There is a fusion of Muslim culture in Dubai's cultural recipe. Visiting souks – traditional Arabian marketplaces, and sailing the Dubai Creek in a dhow (sailing boat) are just some of the ways you can explore the city's roots.
Experience Dubai’s sleepy heritage by visiting Bastakia (the Old Town). Spice shops, teahouses and galleries line narrow streets of this historical district, and the stone buildings provide a pleasant contrast to the contemporary skyline which dominates the city.
For an adrenaline rush, tour the dunes on a desert safari. You’ll need some nerves to conquer these vast sandy hills, but don’t worry – the driving is strictly left to the professionals.
A drive away
Just outside of downtown Dubai is Ras Al Khor – a wildlife sanctuary home to some unlikely residents. Hundreds of flamingos, as well as many other species of bird, use these wetlands as a winter stop-off. What’s more entertaining than a sea of pink legs and feathers with a dramatic city backdrop? If you need any more convincing, entry is free.

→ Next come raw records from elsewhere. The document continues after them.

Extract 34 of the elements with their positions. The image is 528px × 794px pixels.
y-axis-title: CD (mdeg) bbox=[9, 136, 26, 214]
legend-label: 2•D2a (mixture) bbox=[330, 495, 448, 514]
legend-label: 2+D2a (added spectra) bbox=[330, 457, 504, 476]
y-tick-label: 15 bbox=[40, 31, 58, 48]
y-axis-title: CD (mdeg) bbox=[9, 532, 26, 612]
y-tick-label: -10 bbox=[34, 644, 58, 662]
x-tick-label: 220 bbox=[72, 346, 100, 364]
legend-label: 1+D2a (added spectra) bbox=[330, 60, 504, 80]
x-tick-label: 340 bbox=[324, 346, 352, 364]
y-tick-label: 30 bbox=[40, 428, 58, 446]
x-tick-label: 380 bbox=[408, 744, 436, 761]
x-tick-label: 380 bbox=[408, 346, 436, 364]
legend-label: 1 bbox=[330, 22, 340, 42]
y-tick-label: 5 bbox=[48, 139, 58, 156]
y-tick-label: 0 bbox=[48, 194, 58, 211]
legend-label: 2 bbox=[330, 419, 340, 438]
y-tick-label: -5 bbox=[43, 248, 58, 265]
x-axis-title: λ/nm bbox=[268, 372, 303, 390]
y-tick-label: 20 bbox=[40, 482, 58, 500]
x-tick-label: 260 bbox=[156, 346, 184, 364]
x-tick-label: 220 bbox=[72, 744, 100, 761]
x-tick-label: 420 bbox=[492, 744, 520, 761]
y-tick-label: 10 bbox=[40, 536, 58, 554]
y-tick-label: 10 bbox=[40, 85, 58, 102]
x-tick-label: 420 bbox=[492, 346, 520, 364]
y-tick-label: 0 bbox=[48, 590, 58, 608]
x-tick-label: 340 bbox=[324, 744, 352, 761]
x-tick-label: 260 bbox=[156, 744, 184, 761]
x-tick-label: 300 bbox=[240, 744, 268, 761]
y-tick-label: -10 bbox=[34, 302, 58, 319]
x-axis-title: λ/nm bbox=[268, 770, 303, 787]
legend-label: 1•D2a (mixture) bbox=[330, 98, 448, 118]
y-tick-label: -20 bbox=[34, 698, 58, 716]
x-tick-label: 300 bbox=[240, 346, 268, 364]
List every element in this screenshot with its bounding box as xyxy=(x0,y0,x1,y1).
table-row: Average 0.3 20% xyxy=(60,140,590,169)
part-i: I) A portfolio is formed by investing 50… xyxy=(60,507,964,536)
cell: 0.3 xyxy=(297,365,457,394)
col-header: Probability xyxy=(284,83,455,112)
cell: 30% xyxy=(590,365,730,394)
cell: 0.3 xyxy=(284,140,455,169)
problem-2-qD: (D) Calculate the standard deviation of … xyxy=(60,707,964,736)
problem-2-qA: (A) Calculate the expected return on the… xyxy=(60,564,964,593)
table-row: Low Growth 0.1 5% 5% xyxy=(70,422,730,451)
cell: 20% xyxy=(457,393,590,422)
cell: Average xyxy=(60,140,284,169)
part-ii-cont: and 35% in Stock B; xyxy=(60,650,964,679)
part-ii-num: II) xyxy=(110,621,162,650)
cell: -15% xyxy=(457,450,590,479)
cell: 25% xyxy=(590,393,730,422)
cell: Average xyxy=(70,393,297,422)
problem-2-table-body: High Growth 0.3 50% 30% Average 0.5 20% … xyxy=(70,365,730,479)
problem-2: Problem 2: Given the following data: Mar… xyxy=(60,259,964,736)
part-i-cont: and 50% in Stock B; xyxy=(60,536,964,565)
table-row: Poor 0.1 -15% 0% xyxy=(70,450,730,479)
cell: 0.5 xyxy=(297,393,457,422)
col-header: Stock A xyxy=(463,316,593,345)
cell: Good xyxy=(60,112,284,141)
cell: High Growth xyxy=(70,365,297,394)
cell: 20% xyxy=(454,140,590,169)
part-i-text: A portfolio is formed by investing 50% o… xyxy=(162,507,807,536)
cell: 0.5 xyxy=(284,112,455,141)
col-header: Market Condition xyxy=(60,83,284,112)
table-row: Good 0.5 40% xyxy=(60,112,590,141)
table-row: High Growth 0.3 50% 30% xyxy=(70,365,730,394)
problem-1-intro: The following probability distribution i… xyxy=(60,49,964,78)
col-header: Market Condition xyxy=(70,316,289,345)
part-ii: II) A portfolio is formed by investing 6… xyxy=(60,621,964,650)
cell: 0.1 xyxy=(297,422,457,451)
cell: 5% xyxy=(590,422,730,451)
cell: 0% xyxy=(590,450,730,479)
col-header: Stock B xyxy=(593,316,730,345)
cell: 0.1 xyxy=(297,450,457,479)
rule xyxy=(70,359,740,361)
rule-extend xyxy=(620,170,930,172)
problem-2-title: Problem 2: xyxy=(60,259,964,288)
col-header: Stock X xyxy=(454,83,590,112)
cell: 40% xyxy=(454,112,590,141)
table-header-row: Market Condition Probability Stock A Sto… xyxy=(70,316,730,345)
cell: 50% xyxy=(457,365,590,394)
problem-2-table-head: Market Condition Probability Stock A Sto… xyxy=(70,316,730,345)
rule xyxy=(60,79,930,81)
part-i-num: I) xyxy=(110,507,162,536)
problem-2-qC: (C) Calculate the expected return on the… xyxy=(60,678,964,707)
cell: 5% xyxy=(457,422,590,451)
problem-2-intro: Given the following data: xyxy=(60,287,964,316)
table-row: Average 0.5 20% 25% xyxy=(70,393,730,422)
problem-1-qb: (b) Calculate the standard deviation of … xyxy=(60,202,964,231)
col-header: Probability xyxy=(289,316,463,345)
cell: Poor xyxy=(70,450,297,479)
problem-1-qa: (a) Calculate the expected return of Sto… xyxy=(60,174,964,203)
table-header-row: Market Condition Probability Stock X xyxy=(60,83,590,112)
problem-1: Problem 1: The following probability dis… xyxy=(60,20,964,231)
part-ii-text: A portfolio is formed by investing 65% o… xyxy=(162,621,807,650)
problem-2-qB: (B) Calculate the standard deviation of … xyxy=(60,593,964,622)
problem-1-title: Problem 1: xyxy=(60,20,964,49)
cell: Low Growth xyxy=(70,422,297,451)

Local tip: On your way back, drive along the Sheikh Zayed Road (at night if you can) and see the city’s cluster of illuminated skyscrapers.
Driving out of Dubai
Al Ain is nicknamed the Garden City, and is a UNESCO World Heritage Site. Date palms, camel markets and a landscape of green are common findings here. Museums, forts and palaces are also on hand if you want to soak in some additional culture.
Known merely as the Norway of Arabia, this undiscovered region on the Omani peninsula is the extreme opposite of Dubai.
Think dolphins, fjords, lagoons and mountain roads. Khawr Najd may be one of the most impressive fjords – the view from the top is spectacular. It’s even possible to camp out on the beach at the bottom. Remember to bring your passport if you are heading to Oman.
Liwa is an expansive stretch of desert commonly known as the Empty Quarter. As it’s a few hours from Dubai, it’s worth staying in a hotel for a night or two. Needless to say, the camel to people ratio is heavily weighted towards the former here, but that’s what makes it so beautiful.
The mountainous Moreeb Dune – thought to be one of the biggest dunes in the world – is the place to see an unforgettable sunset.